The Naples Train Station Experience

I’m in an underground section of the Naples train station, on one of two narrow platforms squished in a mob of sketchy young twenty-somethings- All men. The crowd is dotted with a few worried-looking tourist couples speaking in hushed tones and hovering protectively over their matching luggage.

This place is not for the faint of heart. Waiting for the Circumvesuviana train, the only one that will take me to the Amalfi coast, is where my first impression of Italy becomes seared into my brain… and It’s not pretty.

Not only am I sure I’m going to get mugged… or worse, No one will listen to me, because NO ONE, not even the employees, speaks a word of English.

Every 15-minutes or so, a graffiti-covered subway heap pulls in for two or three minutes at most, while the masses shove their way onto the already overcrowded train. When the doors slide together, I hold my breath, certain someone will fall or be pushed out onto the tracks below. Each time a train pulls away, there’s silence as shifty eyes gaze from suitcase to suitcase and then at me. I turn and make my way through the crowd to stand near a California couple I met on the train from Rome.

“We’re really worried about you being alone,” Deborah says. “Why don’t we stick together, at least til we get on?” No arguments here.

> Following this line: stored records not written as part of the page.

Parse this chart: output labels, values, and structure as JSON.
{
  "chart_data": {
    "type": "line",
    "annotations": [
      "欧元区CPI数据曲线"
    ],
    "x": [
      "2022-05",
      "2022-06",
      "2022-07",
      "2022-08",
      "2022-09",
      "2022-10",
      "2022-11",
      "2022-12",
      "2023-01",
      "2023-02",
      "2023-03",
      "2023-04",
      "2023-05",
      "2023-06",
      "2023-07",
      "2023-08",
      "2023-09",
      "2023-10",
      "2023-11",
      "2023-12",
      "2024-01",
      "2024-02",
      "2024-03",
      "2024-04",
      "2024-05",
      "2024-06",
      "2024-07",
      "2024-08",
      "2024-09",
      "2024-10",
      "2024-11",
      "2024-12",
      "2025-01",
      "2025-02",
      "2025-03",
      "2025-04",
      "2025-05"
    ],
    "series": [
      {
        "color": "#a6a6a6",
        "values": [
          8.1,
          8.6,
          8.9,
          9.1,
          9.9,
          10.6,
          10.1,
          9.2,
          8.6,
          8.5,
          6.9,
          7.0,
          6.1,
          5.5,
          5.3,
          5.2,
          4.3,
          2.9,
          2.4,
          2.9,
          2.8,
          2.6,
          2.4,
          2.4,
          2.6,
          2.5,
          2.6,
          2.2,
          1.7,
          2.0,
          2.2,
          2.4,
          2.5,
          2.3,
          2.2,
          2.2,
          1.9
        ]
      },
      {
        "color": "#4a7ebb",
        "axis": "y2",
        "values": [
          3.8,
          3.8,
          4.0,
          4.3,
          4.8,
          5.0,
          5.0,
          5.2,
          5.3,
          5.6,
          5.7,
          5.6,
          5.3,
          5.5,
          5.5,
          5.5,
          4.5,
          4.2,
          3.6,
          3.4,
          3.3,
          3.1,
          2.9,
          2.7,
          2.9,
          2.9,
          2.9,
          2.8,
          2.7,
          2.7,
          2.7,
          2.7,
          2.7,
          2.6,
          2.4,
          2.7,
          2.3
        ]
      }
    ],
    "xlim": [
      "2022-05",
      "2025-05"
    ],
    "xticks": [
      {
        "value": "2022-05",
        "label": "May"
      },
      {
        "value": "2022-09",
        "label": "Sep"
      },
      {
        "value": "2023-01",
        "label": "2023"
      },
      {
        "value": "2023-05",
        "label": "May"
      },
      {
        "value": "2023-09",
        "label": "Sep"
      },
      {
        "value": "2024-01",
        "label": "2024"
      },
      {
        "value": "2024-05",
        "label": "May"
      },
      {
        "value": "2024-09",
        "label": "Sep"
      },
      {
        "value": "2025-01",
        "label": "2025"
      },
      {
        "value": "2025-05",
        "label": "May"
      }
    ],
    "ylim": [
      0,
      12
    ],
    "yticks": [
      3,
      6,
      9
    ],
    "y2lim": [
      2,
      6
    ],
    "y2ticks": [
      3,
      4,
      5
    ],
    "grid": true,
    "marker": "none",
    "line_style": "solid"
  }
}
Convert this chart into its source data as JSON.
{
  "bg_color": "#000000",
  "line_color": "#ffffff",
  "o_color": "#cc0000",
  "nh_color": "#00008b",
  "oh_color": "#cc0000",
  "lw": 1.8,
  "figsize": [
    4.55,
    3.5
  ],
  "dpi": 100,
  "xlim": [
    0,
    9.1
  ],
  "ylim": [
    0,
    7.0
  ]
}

With no clue which train we need, we decide to take our chances on the next one. The sun is starting to set and I can’t imagine anyplace being any scarier than this. As the train pulls in, we push and fight our way through the crowd to get on, but it’s already so packed, people’s hind parts are hanging outside of the door. The doors come together and manage to squeeze the sardined people in further. I stand in disbelief as it rolls away- without us.

With the California couple watching my suitcase, I head for the ticket counter once again to try to get some answers. I want to be sure we’re even in the right place.

Language cheat-books sometimes suck.

When studying them, you’ll find yourself all proud and full of (false) confidence after mastering the phrases… and believe me they work great when conversing with- Yourself, but when you use them in real life situations, when your new foreign friends respond to you- a hundred miles an hour, and actually expect you to know what they’re saying, you’ll end up standing there with a dropped jaw, looking like an idiot.

“Quale piattaforma per il treno per Sorrento? ” (Which platform for the train to Sorrento),  I ask.

Ticketman smiles and responds in Italian, of course, what else would I expect.  I have absolutely no clue what he’s saying. I stand there like a clueless tourist  a quick game of charades and pointing leads me to the right track.

After 30 minutes, a slightly less crowded, equally graffiti-covered train rolls in and we push our way on and grab something to hold on to. Of course, it’s standing-room only, which is not the most fun for someone who’s vertically challenged. I’m smashed into a big man with obvious hygiene issues, my face a mere inches from his armpit. I wedge my suitcase between my knees, try my best to only take necessary gulps of air for the next 45 minutes to Sorrento. Hoping I’m heading in the right direction, I decide this is just another adventure to add to my collection.

I make a mental note to find a different way back.